É natural que com os escândalos de corrupção deflagrados, os preços das ADRs, ações ou outros títulos negociados no mercado caiam drasticamente, gerando prejuízos a muitos investidores. Claro que oscilações no mercado de ações fazem parte do risco aceito pelo investidor e esse princípio prevalece na maioria dos países. Todavia, em vários casos, conforme amplamente noticiado pela imprensa, verificou-se a existência de pratica de crimes de corrupção, lavagem de dinheiro, fraudes nas demonstrações financeiras e em comunicados ao mercado, contratos superfaturados e quebra nas declarações e garantias oferecidas quando da oferta de valores mobiliários. Tais fatos demonstram que, ao que tudo indica, os investidores teriam sido induzidos a erro em seus investimentos, fato este que, junto com as diversas infrações legais e indícios de crimes, fundamentam os pedidos de ressarcimento e indenização contra as companhias.
Em Nova Iorque, por exemplo, várias ações judiciais foram propostas contra a Petrobrás, baseadas no desrespeito às normas locais de mercado (Securities Exchange Act de 1934, artigo 10-b; Securities and Exchange Comission Rule 10b-5; e Securities Act de 1933) e na desvalorização do valor dos títulos da empresa, as quais deram orgiem à Class Action “Petrobras Securities Litigation No. 14-CV-9662.
A chamada Class Action é uma medida judicial prevista no ordenamento jurídico americano (e outras jurisdições de Common Law) que permite a propositura de uma ação em defesa dos direitos de uma “classe” ainda que os beneficiários da ação não tenham conhecimento dos prejuízos sofridos.

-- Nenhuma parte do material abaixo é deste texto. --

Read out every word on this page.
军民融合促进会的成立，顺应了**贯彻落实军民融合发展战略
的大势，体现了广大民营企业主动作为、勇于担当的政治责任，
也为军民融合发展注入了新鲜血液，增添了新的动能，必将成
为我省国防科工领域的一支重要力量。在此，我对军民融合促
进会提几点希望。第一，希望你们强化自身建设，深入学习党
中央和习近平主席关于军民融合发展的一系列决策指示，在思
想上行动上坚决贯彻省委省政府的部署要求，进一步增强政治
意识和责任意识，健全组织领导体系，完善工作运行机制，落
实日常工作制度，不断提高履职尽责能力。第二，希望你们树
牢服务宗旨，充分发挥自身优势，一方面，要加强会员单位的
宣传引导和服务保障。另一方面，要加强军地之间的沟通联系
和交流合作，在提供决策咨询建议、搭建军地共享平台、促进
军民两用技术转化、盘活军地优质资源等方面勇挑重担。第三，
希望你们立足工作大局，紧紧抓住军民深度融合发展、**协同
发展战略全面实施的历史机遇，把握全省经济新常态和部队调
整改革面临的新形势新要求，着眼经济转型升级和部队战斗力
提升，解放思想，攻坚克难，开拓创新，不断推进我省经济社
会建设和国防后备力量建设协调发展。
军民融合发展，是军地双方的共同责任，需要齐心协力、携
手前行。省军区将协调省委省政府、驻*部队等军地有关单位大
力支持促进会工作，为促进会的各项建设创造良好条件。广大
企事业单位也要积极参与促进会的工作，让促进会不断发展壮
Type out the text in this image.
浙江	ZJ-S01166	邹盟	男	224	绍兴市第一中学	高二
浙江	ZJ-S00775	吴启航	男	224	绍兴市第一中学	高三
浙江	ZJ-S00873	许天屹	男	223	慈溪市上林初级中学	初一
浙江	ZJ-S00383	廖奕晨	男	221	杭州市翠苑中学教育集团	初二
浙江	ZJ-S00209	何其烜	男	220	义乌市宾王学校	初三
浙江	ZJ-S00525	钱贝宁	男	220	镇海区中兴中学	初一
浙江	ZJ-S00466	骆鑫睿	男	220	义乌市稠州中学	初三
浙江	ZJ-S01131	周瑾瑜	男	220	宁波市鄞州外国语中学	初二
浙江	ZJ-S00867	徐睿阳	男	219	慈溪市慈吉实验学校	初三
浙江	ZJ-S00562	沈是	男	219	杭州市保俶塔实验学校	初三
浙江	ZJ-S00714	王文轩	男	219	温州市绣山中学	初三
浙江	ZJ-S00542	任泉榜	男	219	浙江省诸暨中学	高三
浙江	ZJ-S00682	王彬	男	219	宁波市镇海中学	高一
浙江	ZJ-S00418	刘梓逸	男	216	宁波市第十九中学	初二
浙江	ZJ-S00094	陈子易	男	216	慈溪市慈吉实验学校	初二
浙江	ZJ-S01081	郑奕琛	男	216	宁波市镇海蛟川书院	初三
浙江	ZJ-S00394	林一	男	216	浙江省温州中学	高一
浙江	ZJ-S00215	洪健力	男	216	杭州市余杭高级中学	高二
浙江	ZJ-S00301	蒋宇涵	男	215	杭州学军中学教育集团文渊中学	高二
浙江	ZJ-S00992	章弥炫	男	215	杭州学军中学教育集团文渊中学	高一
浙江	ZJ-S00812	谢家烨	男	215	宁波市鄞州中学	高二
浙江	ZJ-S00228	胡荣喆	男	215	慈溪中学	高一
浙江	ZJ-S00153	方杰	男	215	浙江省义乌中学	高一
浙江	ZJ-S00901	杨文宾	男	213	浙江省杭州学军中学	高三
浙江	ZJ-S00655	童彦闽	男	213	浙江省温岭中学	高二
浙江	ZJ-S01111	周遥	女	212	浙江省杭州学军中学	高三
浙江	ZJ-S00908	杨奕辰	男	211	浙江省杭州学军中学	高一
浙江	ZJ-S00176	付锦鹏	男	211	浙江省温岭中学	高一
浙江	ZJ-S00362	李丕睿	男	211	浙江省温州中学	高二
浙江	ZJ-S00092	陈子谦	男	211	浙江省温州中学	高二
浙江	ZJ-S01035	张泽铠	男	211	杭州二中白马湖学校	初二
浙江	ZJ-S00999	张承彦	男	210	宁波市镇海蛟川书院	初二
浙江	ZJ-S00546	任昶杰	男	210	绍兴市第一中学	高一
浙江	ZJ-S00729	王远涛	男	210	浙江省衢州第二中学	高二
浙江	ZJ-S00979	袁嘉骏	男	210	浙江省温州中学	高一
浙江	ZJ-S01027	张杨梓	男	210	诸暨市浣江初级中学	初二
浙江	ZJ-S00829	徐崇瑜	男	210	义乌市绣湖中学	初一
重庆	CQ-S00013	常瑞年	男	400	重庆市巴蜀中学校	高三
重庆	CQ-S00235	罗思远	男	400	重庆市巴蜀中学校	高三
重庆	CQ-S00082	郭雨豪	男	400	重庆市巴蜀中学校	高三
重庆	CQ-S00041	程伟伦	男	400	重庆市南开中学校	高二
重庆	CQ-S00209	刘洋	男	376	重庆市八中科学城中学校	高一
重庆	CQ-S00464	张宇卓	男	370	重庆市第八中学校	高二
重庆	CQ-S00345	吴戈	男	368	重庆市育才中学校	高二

No caso em tela, o Juiz Jed S. Rakoff considerou dois tipos de “classes” de investidores: (i) todos os investidores que, entre 22 de Janeiro de 2010 e 28 de Julho de 2015 compraram ações da Petróleo Brasileiro S.A., inclusive títulos de dívida emitidos pela Petrobras International Finance Company S.A. e ou Petrobras Global Finance B.V. na bolsa de Nova Iorque ou relativas a outras transações domésticas; ou (ii) todos os investidores que compraram títulos de dívida emitidos pela Petróleo Brasileiro S.A., Petrobras International Finance Company S.A. e Petrobras Global Finance B.V, em oberações domésticas, relacionada com a emissão de 13 de Maio de 2013 e/ou 10 de Março de 2014.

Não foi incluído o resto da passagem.